Kamuoyunda “namus cinayetleri” veya “töre cinayetleri” olarak adlandırılan olgunun nasıl algılandığı ve farklı kurumlar tarafından nasıl irdelendiği üzerine odaklanan bir bildiriyle panele katılan Yrd. Doç. Dr. Dicle Koğacıoğlu, töre cinayetleri hakkında üretilen “söylemin” büyük ölçüde etnik ayrımcılıktan mustarip olduğuna işaret etti.
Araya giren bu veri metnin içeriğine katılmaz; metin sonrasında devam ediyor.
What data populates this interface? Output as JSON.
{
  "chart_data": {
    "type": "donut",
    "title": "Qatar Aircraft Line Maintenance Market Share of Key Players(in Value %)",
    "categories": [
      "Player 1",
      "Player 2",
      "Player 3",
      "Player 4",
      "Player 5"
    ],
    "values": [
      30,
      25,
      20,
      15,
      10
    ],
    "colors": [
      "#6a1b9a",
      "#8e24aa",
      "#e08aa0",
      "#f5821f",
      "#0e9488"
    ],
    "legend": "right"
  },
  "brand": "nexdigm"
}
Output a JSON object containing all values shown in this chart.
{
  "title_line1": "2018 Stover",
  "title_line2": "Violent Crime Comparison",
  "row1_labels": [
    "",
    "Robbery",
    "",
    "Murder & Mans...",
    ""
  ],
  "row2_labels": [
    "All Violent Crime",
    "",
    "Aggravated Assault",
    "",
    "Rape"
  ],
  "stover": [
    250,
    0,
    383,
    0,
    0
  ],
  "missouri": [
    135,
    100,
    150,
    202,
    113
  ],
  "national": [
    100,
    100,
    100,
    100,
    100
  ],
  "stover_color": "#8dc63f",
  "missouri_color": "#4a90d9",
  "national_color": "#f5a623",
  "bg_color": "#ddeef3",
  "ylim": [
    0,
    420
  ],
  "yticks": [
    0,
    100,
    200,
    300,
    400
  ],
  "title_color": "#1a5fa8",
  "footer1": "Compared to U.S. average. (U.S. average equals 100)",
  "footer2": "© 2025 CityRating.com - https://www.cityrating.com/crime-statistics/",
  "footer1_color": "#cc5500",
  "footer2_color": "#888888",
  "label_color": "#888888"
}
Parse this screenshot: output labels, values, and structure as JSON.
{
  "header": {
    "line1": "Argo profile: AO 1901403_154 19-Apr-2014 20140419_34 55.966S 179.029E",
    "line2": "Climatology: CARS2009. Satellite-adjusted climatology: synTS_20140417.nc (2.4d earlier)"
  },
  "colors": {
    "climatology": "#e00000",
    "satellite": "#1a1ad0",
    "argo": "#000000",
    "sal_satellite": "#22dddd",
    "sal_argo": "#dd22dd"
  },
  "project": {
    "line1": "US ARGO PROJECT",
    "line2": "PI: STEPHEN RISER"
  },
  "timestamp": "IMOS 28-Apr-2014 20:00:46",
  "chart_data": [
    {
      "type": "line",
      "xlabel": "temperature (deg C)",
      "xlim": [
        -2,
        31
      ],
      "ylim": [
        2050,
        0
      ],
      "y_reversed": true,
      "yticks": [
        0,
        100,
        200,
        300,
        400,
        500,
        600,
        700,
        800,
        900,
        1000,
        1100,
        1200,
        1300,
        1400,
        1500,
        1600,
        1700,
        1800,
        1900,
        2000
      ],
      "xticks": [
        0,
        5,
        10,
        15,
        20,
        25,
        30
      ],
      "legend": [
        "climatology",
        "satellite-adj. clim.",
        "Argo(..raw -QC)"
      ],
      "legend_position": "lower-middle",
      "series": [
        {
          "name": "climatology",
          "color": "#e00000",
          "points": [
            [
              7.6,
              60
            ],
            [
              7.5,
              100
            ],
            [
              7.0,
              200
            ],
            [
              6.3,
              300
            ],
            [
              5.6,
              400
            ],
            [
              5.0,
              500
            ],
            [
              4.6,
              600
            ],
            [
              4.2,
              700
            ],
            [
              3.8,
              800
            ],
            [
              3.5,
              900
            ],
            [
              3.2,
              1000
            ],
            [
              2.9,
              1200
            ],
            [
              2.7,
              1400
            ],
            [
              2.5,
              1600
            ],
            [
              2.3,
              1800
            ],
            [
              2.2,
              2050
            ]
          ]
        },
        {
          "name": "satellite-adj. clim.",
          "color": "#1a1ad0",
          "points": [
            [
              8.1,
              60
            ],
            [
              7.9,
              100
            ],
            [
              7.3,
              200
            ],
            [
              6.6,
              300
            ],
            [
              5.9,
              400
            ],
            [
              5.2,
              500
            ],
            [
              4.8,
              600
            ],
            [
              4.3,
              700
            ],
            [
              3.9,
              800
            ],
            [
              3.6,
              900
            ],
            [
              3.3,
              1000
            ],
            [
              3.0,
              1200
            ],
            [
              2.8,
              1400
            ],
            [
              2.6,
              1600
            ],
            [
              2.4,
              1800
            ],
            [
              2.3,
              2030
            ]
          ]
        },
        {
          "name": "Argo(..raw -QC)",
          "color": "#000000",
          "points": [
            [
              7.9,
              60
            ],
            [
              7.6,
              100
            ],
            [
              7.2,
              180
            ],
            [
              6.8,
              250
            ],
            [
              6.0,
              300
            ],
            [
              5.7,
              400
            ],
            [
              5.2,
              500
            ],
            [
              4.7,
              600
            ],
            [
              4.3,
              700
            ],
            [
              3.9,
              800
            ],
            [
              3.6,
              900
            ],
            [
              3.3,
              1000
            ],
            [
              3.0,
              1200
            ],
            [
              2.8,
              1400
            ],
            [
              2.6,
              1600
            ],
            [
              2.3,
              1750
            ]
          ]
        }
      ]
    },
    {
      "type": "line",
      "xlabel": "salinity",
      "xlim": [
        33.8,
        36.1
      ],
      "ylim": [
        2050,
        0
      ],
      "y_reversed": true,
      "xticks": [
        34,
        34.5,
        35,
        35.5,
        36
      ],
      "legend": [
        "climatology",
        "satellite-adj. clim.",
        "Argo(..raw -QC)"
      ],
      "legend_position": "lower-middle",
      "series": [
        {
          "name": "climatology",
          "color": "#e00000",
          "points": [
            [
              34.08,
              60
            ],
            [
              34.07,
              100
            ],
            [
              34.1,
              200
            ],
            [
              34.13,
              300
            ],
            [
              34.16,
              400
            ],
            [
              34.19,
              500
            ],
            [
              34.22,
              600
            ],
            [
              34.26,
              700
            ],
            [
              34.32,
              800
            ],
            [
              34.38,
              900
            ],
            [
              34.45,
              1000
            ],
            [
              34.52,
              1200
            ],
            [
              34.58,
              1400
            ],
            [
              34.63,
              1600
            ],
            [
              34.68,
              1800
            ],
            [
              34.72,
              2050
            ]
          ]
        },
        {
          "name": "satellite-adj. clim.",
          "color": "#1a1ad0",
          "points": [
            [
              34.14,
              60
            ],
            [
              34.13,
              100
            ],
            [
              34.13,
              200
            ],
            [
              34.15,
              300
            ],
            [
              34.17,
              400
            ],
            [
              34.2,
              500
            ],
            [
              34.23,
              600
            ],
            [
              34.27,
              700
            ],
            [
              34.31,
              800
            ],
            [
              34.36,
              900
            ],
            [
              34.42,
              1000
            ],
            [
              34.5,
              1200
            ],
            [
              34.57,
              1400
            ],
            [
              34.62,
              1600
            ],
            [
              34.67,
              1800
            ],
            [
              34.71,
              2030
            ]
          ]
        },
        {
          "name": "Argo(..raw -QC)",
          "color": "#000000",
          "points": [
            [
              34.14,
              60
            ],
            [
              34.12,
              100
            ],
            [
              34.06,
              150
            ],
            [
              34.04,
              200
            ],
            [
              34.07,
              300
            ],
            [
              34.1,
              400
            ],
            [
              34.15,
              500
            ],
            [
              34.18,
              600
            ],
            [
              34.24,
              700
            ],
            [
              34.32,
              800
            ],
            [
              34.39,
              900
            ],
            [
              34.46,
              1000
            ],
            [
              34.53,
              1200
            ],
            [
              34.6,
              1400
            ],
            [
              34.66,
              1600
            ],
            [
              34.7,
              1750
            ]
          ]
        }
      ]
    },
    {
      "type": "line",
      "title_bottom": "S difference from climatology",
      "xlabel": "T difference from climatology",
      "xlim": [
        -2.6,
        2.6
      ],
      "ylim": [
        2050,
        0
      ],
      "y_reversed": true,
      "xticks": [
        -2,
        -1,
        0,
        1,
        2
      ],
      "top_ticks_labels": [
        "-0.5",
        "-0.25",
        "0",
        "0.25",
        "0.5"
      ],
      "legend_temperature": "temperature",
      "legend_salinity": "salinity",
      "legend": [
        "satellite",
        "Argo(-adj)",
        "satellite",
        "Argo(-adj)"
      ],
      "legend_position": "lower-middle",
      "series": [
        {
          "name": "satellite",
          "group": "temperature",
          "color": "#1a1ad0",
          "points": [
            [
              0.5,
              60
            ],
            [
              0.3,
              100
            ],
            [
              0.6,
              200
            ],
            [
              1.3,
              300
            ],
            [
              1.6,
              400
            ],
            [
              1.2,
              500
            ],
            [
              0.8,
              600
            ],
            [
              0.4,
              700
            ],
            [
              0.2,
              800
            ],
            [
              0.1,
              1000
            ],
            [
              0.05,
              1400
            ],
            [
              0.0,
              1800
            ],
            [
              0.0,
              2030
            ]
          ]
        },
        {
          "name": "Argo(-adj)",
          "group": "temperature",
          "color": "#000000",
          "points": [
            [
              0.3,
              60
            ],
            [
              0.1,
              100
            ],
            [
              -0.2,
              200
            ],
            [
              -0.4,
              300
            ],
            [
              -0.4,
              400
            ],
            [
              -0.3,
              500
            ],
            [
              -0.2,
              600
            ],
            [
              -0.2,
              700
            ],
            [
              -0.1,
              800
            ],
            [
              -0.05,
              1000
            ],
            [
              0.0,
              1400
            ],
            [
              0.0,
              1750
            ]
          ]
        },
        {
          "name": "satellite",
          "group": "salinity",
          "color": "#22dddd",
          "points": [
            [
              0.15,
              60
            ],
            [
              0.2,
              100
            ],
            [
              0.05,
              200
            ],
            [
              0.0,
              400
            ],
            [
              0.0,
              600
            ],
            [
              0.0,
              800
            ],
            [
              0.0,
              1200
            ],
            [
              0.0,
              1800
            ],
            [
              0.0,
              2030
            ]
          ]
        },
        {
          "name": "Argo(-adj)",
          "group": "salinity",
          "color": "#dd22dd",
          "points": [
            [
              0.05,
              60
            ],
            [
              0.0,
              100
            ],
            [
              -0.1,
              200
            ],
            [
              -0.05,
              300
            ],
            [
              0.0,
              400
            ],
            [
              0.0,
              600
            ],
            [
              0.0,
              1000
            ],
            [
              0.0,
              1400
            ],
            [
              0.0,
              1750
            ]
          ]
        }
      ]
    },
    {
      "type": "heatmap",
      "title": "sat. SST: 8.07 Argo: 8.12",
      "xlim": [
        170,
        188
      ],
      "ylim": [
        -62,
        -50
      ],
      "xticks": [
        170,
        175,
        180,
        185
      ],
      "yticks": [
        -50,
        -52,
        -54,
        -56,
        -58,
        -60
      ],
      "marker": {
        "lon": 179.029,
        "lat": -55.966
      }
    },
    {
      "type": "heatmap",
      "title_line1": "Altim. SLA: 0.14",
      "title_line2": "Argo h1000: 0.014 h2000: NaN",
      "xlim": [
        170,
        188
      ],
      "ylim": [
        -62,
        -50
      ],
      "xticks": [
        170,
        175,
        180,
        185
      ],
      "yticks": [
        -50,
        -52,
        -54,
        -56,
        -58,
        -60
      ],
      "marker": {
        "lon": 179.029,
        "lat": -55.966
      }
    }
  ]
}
Koğacıoğlu, “Tanınmanın İki Zamanı: Namus Cinayeti Söylemlerinde Kimlik ve Siyasi Cemaat” başlıklı bildirisinde, namus cinayetlerinin sadece belli bir bölgeye ve etnik kültüre özgü olduğu gibi bir savın kamusal tartışmalarda ya doğrudan dillendirildiğini ya da ima edildiğinin altını çizdi. Kadınlara yönelik ayrımcılığın ve insan hakları ihlallerinin toplumsal ve siyasal yükünden, bu olguyu belli bir etnik gruba veya coğrafi bölgeye havale ederek kurtulmaya çalışmanın, iki farklı ayrımcılığın ve ötekileştirmenin birbirine eklemlenmesine neden olduğuna değindi.
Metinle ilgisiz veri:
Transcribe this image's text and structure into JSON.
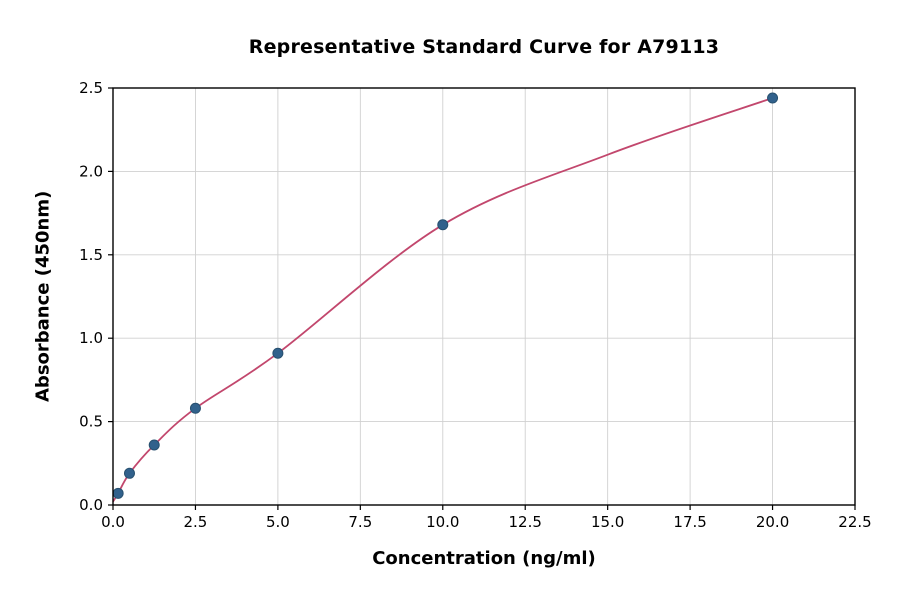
{
  "chart_data": {
    "type": "scatter",
    "title": "Representative Standard Curve for A79113",
    "xlabel": "Concentration (ng/ml)",
    "ylabel": "Absorbance (450nm)",
    "xlim": [
      0,
      22.5
    ],
    "ylim": [
      0,
      2.5
    ],
    "x_ticks": [
      0,
      2.5,
      5,
      7.5,
      10,
      12.5,
      15,
      17.5,
      20,
      22.5
    ],
    "x_tick_labels": [
      "0.0",
      "2.5",
      "5.0",
      "7.5",
      "10.0",
      "12.5",
      "15.0",
      "17.5",
      "20.0",
      "22.5"
    ],
    "y_ticks": [
      0,
      0.5,
      1,
      1.5,
      2,
      2.5
    ],
    "y_tick_labels": [
      "0.0",
      "0.5",
      "1.0",
      "1.5",
      "2.0",
      "2.5"
    ],
    "grid": true,
    "legend_position": "none",
    "points": [
      [
        0.156,
        0.07
      ],
      [
        0.5,
        0.19
      ],
      [
        1.25,
        0.36
      ],
      [
        2.5,
        0.58
      ],
      [
        5,
        0.91
      ],
      [
        10,
        1.68
      ],
      [
        20,
        2.44
      ]
    ],
    "curve_points": [
      [
        0,
        0.02
      ],
      [
        0.156,
        0.07
      ],
      [
        0.5,
        0.19
      ],
      [
        1.25,
        0.36
      ],
      [
        2.5,
        0.58
      ],
      [
        5,
        0.91
      ],
      [
        10,
        1.68
      ],
      [
        15,
        2.1
      ],
      [
        20,
        2.44
      ]
    ],
    "point_color": "#31618c",
    "point_edge_color": "#27506f",
    "line_color": "#c2476d",
    "grid_color": "#d0d0d0",
    "axis_color": "#000000",
    "background_color": "#ffffff"
  }
}
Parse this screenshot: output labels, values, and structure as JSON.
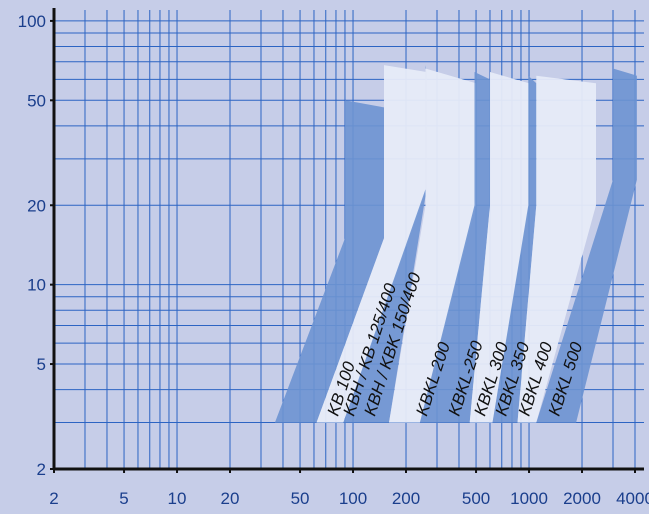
{
  "chart_data": {
    "type": "area",
    "title": "",
    "xlabel": "",
    "ylabel": "",
    "x_scale": "log",
    "y_scale": "log",
    "xlim": [
      2,
      4500
    ],
    "ylim": [
      2,
      110
    ],
    "grid": true,
    "x_ticks": [
      2,
      5,
      10,
      20,
      50,
      100,
      200,
      500,
      1000,
      2000,
      4000
    ],
    "x_tick_labels": [
      "2",
      "5",
      "10",
      "20",
      "50",
      "100",
      "200",
      "500",
      "1000",
      "2000",
      "4000"
    ],
    "y_ticks": [
      2,
      5,
      10,
      20,
      50,
      100
    ],
    "y_tick_labels": [
      "2",
      "5",
      "10",
      "20",
      "50",
      "100"
    ],
    "x_minor_grid": [
      3,
      4,
      6,
      7,
      8,
      9,
      30,
      40,
      60,
      70,
      80,
      90,
      300,
      400,
      600,
      700,
      800,
      900,
      3000
    ],
    "y_minor_grid": [
      3,
      4,
      6,
      7,
      8,
      9,
      30,
      40,
      60,
      70,
      80,
      90
    ],
    "colors": {
      "background": "#c6cde8",
      "grid": "#2c64c3",
      "axis": "#111111",
      "band_dark": "#6d93d1",
      "band_light": "#e7ebf8"
    },
    "series": [
      {
        "label": "KB 100",
        "fill": "dark",
        "polygon": [
          [
            36,
            3
          ],
          [
            62,
            3
          ],
          [
            150,
            15
          ],
          [
            150,
            47
          ],
          [
            90,
            50
          ],
          [
            90,
            15
          ]
        ]
      },
      {
        "label": "KBH / KB 125/400",
        "fill": "light",
        "polygon": [
          [
            62,
            3
          ],
          [
            88,
            3
          ],
          [
            262,
            23
          ],
          [
            262,
            64
          ],
          [
            150,
            68
          ],
          [
            150,
            15
          ]
        ]
      },
      {
        "label": "KBH / KBK 150/400",
        "fill": "dark",
        "polygon": [
          [
            88,
            3
          ],
          [
            160,
            3
          ],
          [
            262,
            23
          ],
          [
            262,
            64
          ],
          [
            258,
            68
          ],
          [
            258,
            23
          ]
        ]
      },
      {
        "label": "KBKL 200",
        "fill": "light",
        "polygon": [
          [
            160,
            3
          ],
          [
            240,
            3
          ],
          [
            500,
            20
          ],
          [
            500,
            58
          ],
          [
            258,
            66
          ],
          [
            258,
            20
          ]
        ]
      },
      {
        "label": "KBKL-250",
        "fill": "dark",
        "polygon": [
          [
            240,
            3
          ],
          [
            460,
            3
          ],
          [
            600,
            20
          ],
          [
            600,
            60
          ],
          [
            490,
            64
          ],
          [
            490,
            20
          ]
        ]
      },
      {
        "label": "KBKL 300",
        "fill": "light",
        "polygon": [
          [
            460,
            3
          ],
          [
            620,
            3
          ],
          [
            1000,
            20
          ],
          [
            1000,
            58
          ],
          [
            600,
            64
          ],
          [
            600,
            20
          ]
        ]
      },
      {
        "label": "KBKL 350",
        "fill": "dark",
        "polygon": [
          [
            620,
            3
          ],
          [
            860,
            3
          ],
          [
            1100,
            20
          ],
          [
            1100,
            58
          ],
          [
            990,
            62
          ],
          [
            990,
            20
          ]
        ]
      },
      {
        "label": "KBKL 400",
        "fill": "light",
        "polygon": [
          [
            860,
            3
          ],
          [
            1100,
            3
          ],
          [
            2400,
            20
          ],
          [
            2400,
            58
          ],
          [
            1100,
            62
          ],
          [
            1100,
            20
          ]
        ]
      },
      {
        "label": "KBKL 500",
        "fill": "dark",
        "polygon": [
          [
            1100,
            3
          ],
          [
            1850,
            3
          ],
          [
            4100,
            25
          ],
          [
            4100,
            62
          ],
          [
            3000,
            66
          ],
          [
            3000,
            25
          ]
        ]
      }
    ],
    "band_labels": [
      {
        "text": "KB 100",
        "x": 82,
        "y": 3.15
      },
      {
        "text": "KBH / KB 125/400",
        "x": 101,
        "y": 3.15
      },
      {
        "text": "KBH / KBK 150/400",
        "x": 133,
        "y": 3.15
      },
      {
        "text": "KBKL 200",
        "x": 262,
        "y": 3.15
      },
      {
        "text": "KBKL-250",
        "x": 400,
        "y": 3.15
      },
      {
        "text": "KBKL 300",
        "x": 560,
        "y": 3.15
      },
      {
        "text": "KBKL 350",
        "x": 740,
        "y": 3.15
      },
      {
        "text": "KBKL 400",
        "x": 1000,
        "y": 3.15
      },
      {
        "text": "KBKL 500",
        "x": 1480,
        "y": 3.15
      }
    ]
  }
}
Panelin son konuşmacısı olan Prof. Dr. Arus Yumul’un bildirisinin başlığı “Yurttaş ve Azınlık Hakları”ydı. Yumul, Türkiye’de gayrimüslim azınlıkların aslında hiçbir zaman eşit yurttaşlar olarak görülmediğini öne sürdü. Son yıllarda Türkiye’nin etnik çeşitliliğine ve tarihsel geçmişine, “yerel tatlara” ve azınlıkların müzik ve mutfak kültürüne giderek artan ilgiyi “butik çokkültürcülüğü” olarak adlandıran Yumul, azınlıklara ve “ötekileştirilenlere” yönelik ayrımcılığın ancak, tarihsel, toplumsal ve siyasal bir hesaplaşma ve yüzleşmeyle aşılabileceğini ifade etti.